Ağlayarak geçirdiğim dakikaların sonunda kıyafetlerimi çıkarmaya başladım. Gözlerim ise banyo kapısındaydı. Bir safkanı ne bir kilit ne de bu kapı durdururdu. Bu yüzden sadece gelmeyeceğini ümit edebiliyordum. Çıplak bedenimi ılık suyun altına attığımda ise sakinleşmeye çalıştım. Karnımda hafifçe başlayan ağrı ile derin bir nefes alarak banyomu tamamlayıp kıyafetleri üzerime geçirdim. Bir an için kendi kıyafetlerini vereceğini düşünsem de bana verdiği kıyafetin elbise olmasından memnundum. Midemi alt üst eden birinin kıyafetlerini giymek istemiyordum.
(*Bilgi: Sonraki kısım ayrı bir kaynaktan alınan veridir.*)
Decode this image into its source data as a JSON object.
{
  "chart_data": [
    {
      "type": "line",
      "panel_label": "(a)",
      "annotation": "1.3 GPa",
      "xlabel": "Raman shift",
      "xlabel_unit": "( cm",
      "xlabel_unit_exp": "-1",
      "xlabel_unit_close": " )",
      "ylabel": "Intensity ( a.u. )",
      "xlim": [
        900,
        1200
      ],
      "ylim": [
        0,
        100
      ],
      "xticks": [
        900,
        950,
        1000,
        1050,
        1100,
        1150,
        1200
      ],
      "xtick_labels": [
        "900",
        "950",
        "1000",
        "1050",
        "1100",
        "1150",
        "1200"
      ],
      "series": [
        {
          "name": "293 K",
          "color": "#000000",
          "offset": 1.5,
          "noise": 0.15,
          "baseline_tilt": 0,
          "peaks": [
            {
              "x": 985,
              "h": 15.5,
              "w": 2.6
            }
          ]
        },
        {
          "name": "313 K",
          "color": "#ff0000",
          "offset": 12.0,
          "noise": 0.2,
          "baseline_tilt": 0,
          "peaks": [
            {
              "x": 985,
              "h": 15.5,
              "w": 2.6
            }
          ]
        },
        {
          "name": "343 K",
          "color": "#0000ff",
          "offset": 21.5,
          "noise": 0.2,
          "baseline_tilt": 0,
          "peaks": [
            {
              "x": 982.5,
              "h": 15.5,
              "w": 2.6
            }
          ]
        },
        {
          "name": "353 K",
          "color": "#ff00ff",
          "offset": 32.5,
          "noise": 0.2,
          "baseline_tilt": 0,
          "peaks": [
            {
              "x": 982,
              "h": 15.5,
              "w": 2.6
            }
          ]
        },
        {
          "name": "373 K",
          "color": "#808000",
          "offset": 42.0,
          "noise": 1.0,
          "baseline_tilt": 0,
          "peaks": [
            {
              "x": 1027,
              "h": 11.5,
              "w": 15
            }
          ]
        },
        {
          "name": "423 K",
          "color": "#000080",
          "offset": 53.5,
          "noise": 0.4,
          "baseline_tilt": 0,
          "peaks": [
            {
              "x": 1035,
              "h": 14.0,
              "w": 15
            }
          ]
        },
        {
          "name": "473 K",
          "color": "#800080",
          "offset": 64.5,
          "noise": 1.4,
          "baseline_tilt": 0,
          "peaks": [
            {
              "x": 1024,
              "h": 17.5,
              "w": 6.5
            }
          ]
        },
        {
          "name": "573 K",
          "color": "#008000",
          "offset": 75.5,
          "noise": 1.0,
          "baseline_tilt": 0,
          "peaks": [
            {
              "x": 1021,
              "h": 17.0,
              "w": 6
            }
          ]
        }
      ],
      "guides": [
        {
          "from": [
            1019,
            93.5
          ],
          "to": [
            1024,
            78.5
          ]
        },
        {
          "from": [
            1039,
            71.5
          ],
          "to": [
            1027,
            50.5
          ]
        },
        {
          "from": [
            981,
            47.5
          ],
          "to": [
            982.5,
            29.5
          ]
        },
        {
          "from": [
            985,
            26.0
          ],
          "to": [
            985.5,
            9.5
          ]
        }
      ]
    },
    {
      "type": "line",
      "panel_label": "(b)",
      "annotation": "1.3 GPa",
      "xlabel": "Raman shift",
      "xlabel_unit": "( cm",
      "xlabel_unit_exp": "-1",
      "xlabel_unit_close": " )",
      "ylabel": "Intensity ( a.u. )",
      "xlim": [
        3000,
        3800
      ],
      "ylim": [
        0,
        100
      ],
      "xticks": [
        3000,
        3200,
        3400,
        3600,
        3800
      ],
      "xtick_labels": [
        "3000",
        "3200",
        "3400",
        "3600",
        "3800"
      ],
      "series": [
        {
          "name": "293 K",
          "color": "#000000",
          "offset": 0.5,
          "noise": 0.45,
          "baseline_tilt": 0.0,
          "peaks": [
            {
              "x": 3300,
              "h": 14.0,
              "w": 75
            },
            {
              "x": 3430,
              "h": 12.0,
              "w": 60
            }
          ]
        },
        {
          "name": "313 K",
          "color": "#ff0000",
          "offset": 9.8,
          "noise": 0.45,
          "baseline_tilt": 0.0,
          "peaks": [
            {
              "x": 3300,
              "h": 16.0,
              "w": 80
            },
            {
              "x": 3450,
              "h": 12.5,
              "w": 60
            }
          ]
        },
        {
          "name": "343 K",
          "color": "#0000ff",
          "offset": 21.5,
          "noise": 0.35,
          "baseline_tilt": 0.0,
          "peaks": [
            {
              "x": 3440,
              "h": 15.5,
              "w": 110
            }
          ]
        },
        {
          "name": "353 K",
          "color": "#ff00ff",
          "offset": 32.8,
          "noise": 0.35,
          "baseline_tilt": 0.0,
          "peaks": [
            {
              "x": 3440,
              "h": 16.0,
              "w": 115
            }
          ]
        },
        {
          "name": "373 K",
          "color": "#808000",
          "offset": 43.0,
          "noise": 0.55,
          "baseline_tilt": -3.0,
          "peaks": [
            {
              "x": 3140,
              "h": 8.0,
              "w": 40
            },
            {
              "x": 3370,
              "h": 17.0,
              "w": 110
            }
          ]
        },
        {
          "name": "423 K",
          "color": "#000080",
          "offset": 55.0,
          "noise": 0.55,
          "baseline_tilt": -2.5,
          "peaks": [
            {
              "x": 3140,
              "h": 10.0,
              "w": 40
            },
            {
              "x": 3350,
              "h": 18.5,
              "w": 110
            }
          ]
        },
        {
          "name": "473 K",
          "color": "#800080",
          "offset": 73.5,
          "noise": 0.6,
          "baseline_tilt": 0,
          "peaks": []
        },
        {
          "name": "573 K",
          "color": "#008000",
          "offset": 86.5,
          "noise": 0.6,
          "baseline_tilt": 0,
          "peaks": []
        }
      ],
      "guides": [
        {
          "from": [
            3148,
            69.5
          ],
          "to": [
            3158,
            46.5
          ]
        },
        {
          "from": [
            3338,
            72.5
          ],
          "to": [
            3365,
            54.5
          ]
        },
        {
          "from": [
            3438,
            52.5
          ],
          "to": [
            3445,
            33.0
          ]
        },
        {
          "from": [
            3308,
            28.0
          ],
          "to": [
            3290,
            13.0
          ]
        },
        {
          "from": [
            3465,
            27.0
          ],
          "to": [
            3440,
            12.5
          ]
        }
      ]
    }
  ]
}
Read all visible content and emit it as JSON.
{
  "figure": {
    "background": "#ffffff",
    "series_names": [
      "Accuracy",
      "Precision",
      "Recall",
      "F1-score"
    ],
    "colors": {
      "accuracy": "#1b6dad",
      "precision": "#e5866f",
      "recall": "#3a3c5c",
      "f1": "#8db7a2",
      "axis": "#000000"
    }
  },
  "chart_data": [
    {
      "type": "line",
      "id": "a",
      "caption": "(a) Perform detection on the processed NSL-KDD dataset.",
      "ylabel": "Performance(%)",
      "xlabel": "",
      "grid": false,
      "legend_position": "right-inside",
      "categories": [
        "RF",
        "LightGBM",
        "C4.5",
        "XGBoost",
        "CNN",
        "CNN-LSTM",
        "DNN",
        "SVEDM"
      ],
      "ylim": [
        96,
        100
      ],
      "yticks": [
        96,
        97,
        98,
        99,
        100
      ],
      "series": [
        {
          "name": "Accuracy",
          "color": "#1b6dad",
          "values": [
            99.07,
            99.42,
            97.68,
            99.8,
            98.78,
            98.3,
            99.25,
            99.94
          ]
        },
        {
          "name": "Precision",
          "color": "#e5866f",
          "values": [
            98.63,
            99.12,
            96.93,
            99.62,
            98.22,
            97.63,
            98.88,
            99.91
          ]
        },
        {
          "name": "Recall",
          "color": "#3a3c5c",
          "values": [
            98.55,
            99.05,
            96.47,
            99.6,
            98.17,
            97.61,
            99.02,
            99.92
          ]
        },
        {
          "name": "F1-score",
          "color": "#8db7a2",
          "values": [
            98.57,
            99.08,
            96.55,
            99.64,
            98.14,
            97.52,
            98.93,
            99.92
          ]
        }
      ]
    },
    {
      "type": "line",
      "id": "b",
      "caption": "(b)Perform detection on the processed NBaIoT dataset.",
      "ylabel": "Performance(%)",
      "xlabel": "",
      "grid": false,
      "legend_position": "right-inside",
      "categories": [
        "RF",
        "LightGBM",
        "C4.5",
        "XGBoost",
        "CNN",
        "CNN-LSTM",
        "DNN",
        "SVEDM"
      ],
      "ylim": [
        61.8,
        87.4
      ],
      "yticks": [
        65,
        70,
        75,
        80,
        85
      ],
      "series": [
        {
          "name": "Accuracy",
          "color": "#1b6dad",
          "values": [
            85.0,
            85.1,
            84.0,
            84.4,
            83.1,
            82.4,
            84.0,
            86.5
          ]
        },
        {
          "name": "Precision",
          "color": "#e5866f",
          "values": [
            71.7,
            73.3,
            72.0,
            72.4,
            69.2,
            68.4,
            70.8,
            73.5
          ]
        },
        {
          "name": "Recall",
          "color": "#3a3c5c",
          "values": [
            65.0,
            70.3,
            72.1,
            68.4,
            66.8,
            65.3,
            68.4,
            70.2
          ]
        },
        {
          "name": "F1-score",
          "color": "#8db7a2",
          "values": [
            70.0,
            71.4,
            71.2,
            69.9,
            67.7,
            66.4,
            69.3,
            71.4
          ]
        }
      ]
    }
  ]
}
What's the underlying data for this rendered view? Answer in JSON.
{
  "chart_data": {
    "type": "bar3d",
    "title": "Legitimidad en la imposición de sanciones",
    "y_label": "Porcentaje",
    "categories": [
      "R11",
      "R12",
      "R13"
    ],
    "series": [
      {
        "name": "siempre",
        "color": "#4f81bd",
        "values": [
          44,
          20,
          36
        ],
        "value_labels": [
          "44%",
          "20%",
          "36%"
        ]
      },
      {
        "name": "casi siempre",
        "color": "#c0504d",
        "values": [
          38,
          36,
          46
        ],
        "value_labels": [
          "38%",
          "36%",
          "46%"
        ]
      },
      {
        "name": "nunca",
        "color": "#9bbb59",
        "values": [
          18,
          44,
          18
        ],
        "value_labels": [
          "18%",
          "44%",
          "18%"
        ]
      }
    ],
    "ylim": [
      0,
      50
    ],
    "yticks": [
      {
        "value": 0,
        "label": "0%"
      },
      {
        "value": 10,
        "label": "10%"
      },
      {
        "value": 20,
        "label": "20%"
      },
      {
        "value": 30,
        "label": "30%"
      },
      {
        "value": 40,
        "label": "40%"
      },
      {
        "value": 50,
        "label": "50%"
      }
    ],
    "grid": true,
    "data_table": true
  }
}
Derin bir nefes alarak boş olan odaya baktığımda hissettiğim kasılma ile yatağa oturdum. Karnım ağrımaya başlamıştı. Aç olduğumu hissederken bunun normal bir aş erme olmasını umut etsem de, her gün mutlaka aldığım kanı istemeye elbet başlayacaktım. İşte o zaman ne yapacağımı gerçekten bilmiyordum. Kendimi yatağa bıraktığımda elimi karnıma koyarak gözlerimi kapattım. Yanaklarımdan süzülen yaşlara istesem de engel olamıyordum. Bugün olanları, sonrasında olacakları düşünürken farkında olmadan uykuya daldım.